The latest figures from the National Bank of Rwanda highlight the country’s continued momentum at a time when global growth is projected to ease to 3 percent in 2025, down from 3.3 percent last year. Sub-Saharan Africa as a whole is expected to grow at 4 percent, leaving Rwanda comfortably above the regional average.

Governor Soraya Hakuziyaremye said the results underscored “a resilient domestic economy anchored by prudent policy measures and structural reforms.” Inflation slowed to 7.1 percent in August, well within the central bank’s target band, after peaking above 20 percent in 2023. “We expect inflation to decline further to 5.6 percent in 2026, keeping Rwanda within its medium-term price stability objective,” Hakuziyaremye added.

The Rwandan franc, which depreciated sharply in recent years, has shown signs of stabilization. The currency weakened only 2.96 percent against the dollar in June compared with 3.73 percent a year earlier. The governor attributed the improvement to a narrowing of the trade deficit in the second quarter, combined with foreign exchange reforms and a softer dollar globally. “Reforms in the foreign exchange market and stronger external performance have helped ease pressures on the franc,” she said.

The central bank lifted its policy rate to 6.75 percent in August from 6.5 percent in June to contain price pressures, but monetary conditions remain broadly supportive of credit expansion. Outstanding loans rose 15 percent year-on-year to Rwf5.68 trillion in June, with banks reporting healthier loan quality across sectors from agriculture to construction.

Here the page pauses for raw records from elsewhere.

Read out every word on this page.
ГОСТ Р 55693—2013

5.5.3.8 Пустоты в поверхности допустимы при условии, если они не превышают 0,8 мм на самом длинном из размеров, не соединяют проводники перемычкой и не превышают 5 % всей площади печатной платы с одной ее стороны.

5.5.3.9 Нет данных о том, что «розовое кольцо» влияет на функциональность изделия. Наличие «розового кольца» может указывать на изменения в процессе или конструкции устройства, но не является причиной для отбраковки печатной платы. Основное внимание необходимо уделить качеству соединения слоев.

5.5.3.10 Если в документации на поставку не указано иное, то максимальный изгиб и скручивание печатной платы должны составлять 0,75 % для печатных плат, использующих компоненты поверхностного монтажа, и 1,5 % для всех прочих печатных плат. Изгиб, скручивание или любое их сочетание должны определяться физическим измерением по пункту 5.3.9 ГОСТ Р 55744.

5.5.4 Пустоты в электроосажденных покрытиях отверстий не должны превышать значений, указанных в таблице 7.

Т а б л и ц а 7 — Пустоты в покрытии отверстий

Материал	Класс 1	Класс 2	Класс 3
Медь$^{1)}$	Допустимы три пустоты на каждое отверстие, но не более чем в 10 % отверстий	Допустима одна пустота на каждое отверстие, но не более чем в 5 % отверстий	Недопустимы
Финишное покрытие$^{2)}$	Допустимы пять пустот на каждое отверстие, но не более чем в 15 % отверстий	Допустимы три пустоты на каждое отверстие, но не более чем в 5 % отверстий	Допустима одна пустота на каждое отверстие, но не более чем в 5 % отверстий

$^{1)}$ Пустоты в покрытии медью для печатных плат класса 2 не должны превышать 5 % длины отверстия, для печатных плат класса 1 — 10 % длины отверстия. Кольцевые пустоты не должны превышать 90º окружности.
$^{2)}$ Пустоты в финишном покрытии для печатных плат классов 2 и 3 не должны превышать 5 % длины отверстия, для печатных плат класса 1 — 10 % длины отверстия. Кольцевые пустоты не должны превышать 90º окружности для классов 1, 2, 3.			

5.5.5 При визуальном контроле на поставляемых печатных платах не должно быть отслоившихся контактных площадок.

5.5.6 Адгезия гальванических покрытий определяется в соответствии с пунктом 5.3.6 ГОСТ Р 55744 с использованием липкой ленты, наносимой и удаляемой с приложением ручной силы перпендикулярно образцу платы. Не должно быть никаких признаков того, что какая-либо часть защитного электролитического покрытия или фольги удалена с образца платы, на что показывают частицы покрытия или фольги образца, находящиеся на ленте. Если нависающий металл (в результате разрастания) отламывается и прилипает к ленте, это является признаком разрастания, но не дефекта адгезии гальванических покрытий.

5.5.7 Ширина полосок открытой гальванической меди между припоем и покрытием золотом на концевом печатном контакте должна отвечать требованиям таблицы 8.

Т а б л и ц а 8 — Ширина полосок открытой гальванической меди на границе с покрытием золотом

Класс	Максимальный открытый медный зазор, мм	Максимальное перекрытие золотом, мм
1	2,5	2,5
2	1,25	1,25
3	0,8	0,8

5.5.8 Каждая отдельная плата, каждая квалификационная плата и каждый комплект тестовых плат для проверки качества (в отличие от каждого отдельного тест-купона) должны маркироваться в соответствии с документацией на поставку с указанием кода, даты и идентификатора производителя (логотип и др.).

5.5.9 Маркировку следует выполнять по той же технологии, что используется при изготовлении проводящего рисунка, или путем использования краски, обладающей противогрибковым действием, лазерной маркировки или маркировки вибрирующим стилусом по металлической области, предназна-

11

Financial institutions remain robust, with capital and liquidity buffers comfortably above regulatory minimums. Banks recorded a return on equity of 18.9 percent in June, while insurers and pension funds continued to expand assets. Ejo-Heza, the voluntary savings scheme, saw contributions climb 55 percent to Rwf11 billion, signaling deeper financial inclusion.

Digital payments surged, with e-payment transactions reaching 302 percent of GDP in the first half of 2025, up from 211 percent a year earlier. The upgrade of the Rwanda Integrated Payments Processing System (RIPPS) has further boosted real-time transfers and transaction volumes. The acceleration underscores the country’s push toward a cashless economy and its positioning as a financial technology hub in the region.

Still, risks remain. The Central Bank cited global geopolitical tensions, volatile commodity prices, and adverse weather as potential drags on performance. Rising digitalization also exposes the sector to operational risks and fraud, though the regulator stressed it is tightening oversight and enforcing risk-management measures.

Even with these vulnerabilities, the outlook remains favorable. The central bank expects continued growth momentum supported by private-sector lending, resilient consumer demand, and expanding digital ecosystems. With inflation projected to edge lower, Rwanda is set to maintain its trajectory of above-average growth relative to its African peers.